A robot pet stimulating old Japanese with dementia, is an example of how Japan is catering for the needs of its ageing population.
So, I have found it. I think my quest is over. I have found a place for old men, a country where you can grow old and be 'revered' and not be either looked down on, patronised or laughed at.
It is called 'Japan' and is turning its technology towards the problems of the 'new' old.
I found it in an article in the 'Guardian' today, which made some interesting observations : i.e. that Japan :
* Has a population ageing faster than any other nation : by 2020, there will be three pensioners for every child under 15, before long, one in six people will be over 80. That population will soon be falling by nearly a million people every year and some say that some time in the next century, the last Japanese person will die.
* Doesn't encourage immigration to solve its demographic woes, but is developing an array of hi-tech products and services.
* Gives a glimpse of what consumer society may look like in Britain when the baby boomers hit their 70s and 80s.
Japan has produced :
• Intelligent toilets :
Which will talk to your GP, when it examines the healthiness of your stools. It has sensors which measure blood-sugar levels in urine and the blood pressure body fat of the user and the data is emailed to the GP.
• Cars :
Which not just have dashboards that have large numbers and letters, but also hand controls for the brake and accelerator, and swivelling seats that make it easier to get in and out.
* Intelligent cars :
Toyota is working to make cars which monitor brain activity. The car will learn the driving patterns of the user, then curb any unusual and dangerous activity. This is good : it would automatically slow the car if it senses the driver is hitting the accelerator for no reason.
* Bikes for the arthritic :
Cycle equipment maker, 'Shimano' is developing bikes with handles and gearing designed for arthritic hands.
• Pens, pencils and paint brushes in abundance :
With 30 million people expected to enjoy a 30-year retirement, Japan has seen a boom in the purchase of artists' drawing kits and pen and pencil sets, as millions take up hobbies.
* Internet kettles :
* As more care will fall on the dwindling number of younger adults, devices intended to allow them to remotely monitor the old without being too intrusive are now becoming popular. A good example is the 'Internet-connected kettle'. Each morning, when Granny boils the kettle this automatically triggers a signal to the carer that everything is normal.

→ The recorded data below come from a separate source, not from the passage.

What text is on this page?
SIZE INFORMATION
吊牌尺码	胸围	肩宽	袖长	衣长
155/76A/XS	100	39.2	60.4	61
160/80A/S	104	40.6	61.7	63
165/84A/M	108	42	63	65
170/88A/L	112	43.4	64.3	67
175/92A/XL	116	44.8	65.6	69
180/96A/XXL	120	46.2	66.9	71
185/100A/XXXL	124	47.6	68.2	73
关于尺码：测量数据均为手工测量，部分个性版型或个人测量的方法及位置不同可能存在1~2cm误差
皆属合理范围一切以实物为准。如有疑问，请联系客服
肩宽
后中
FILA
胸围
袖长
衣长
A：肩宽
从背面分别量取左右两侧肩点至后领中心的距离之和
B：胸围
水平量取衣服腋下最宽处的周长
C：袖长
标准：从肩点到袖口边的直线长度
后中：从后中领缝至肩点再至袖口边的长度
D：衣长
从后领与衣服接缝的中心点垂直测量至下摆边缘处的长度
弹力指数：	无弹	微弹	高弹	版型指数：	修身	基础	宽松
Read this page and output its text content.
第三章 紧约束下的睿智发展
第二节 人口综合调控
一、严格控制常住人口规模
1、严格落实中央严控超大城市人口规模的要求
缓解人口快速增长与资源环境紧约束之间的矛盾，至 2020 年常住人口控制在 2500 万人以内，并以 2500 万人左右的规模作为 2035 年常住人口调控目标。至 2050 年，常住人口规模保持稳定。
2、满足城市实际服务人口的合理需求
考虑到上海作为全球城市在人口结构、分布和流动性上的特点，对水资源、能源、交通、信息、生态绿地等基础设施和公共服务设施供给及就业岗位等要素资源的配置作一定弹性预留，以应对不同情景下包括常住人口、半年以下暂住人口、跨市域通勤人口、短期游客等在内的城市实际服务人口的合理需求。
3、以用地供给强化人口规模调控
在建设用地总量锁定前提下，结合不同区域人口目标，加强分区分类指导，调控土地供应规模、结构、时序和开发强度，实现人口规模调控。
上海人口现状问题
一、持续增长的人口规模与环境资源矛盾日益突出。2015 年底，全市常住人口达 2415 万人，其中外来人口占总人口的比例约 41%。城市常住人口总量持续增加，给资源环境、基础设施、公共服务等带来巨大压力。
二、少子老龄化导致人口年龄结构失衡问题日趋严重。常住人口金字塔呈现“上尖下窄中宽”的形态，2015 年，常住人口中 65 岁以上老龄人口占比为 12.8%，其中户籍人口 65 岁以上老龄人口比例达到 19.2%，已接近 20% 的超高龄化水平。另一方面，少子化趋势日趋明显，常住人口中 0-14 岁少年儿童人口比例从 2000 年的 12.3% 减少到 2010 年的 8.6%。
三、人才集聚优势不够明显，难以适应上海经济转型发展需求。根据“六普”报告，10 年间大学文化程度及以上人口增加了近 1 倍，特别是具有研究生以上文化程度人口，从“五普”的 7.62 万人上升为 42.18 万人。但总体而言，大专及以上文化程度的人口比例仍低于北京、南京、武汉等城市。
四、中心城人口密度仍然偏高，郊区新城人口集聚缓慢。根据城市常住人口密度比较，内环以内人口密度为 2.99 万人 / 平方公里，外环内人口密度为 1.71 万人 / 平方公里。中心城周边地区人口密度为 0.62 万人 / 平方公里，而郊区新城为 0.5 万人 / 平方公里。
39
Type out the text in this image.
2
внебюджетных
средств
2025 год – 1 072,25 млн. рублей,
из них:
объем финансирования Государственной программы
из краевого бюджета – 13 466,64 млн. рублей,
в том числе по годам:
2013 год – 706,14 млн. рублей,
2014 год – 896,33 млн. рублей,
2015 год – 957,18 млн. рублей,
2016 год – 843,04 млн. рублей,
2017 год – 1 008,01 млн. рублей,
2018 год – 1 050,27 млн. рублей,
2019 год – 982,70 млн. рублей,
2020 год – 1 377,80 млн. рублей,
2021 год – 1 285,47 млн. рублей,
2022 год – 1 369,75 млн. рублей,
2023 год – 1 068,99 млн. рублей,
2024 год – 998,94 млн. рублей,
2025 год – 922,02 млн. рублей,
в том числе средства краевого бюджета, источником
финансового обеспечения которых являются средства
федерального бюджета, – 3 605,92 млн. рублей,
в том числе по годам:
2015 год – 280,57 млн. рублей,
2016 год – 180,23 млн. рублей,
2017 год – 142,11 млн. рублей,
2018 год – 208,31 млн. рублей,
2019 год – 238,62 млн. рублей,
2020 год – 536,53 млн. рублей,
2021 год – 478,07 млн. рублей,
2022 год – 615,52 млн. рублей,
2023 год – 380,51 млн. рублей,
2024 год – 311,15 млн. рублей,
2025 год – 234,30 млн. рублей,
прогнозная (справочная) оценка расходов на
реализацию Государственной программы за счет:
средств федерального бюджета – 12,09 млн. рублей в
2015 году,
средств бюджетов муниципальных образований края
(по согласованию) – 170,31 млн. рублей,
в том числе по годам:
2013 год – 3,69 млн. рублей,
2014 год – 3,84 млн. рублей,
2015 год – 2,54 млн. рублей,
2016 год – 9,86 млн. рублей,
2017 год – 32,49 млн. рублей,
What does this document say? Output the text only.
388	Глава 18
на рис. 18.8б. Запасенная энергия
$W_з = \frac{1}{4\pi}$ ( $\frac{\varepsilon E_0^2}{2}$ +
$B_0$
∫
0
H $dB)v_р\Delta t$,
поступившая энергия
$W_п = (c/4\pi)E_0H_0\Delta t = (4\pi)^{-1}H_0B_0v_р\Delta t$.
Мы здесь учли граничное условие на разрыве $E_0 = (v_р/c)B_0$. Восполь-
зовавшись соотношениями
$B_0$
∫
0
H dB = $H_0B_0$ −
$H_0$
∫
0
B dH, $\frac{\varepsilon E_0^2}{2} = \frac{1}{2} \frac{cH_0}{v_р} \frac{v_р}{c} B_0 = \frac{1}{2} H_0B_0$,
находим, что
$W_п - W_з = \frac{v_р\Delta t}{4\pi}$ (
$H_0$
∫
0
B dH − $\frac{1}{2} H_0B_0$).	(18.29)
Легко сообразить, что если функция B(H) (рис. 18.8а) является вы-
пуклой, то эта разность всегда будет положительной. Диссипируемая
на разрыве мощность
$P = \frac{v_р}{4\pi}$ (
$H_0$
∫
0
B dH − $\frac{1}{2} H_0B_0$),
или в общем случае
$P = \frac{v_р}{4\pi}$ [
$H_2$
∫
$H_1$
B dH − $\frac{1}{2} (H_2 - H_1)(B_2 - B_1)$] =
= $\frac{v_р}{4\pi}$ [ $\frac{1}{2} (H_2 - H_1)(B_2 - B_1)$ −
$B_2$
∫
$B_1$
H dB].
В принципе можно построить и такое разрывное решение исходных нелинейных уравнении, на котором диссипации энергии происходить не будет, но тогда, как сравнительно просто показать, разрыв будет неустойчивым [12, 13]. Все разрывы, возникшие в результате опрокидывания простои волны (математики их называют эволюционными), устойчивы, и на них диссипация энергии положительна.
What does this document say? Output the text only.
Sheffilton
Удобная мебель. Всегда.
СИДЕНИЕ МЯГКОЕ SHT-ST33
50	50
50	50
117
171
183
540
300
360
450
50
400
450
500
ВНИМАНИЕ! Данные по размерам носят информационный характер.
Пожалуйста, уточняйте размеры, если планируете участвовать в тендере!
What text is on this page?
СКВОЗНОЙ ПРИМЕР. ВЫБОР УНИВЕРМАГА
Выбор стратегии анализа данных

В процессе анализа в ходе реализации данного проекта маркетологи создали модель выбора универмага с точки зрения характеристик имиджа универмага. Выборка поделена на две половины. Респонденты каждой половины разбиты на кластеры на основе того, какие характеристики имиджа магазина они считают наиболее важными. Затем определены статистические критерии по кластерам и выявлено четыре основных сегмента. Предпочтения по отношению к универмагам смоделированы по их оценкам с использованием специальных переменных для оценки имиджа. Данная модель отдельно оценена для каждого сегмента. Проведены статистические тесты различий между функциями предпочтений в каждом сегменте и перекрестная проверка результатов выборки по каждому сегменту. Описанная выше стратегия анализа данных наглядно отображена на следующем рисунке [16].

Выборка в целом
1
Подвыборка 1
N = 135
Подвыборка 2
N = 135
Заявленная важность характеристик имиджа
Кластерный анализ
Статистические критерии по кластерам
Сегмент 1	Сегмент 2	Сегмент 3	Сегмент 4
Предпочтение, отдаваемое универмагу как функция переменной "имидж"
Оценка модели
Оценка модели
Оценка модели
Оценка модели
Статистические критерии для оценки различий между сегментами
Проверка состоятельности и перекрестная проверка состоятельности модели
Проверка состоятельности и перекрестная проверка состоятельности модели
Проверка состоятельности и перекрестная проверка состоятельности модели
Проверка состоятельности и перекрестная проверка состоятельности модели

• Wide aisled supermarkets :
Supermarkets are making aisles wider, for the old to move around more easily, especially in motorised wheelchairs. There is also a boom in health foods and and in particular, 'royal jelly' , which is believed helps to reverse the skin-ageing process.
• Robot pets :
Japan has twice as many pets as it has children and real animals are difficult to look after as their owners age. Paro, a furry white baby seal robot, responds to petting by moving its tail and opening and closing its eyes. It shows emotions such as surprise, happiness and anger, and has sold well in nursing homes where it is reported to stimulate responses among those with dementia.
* Robot lifters :
Japan's Institute of Physical and Chemical Research has developed Riba, a nursing care robot that can lift the elderly out of bed.
• Burial space :
One company maintains underground vaults for the storage of cremated remains. When family members want to pay their respects, they use a radio-frequency identification key to locate their loved one's remains which are dispatched to a private viewing area. Families can also view the memorial stone from anywhere in the world by logging in.
• Beds that turn into wheelchairs :
'Panasonic' last year launched a robotic bed that can transform into a wheelchair, so the old can get up without assistance. One half of the mattress rises, the other lowers and a unit slides out from the bed and the person is slipped into a motorised wheelchair. It can be driven around the home or even on to the street and when the person is sleeping, it helps turn them over to prevent bedsores.
And here is the way the Director Alexander Korda saw the H.G.Wells book ' The Shape of Things To Come' in 1936.
That was 74 years ago. It's a funny old world.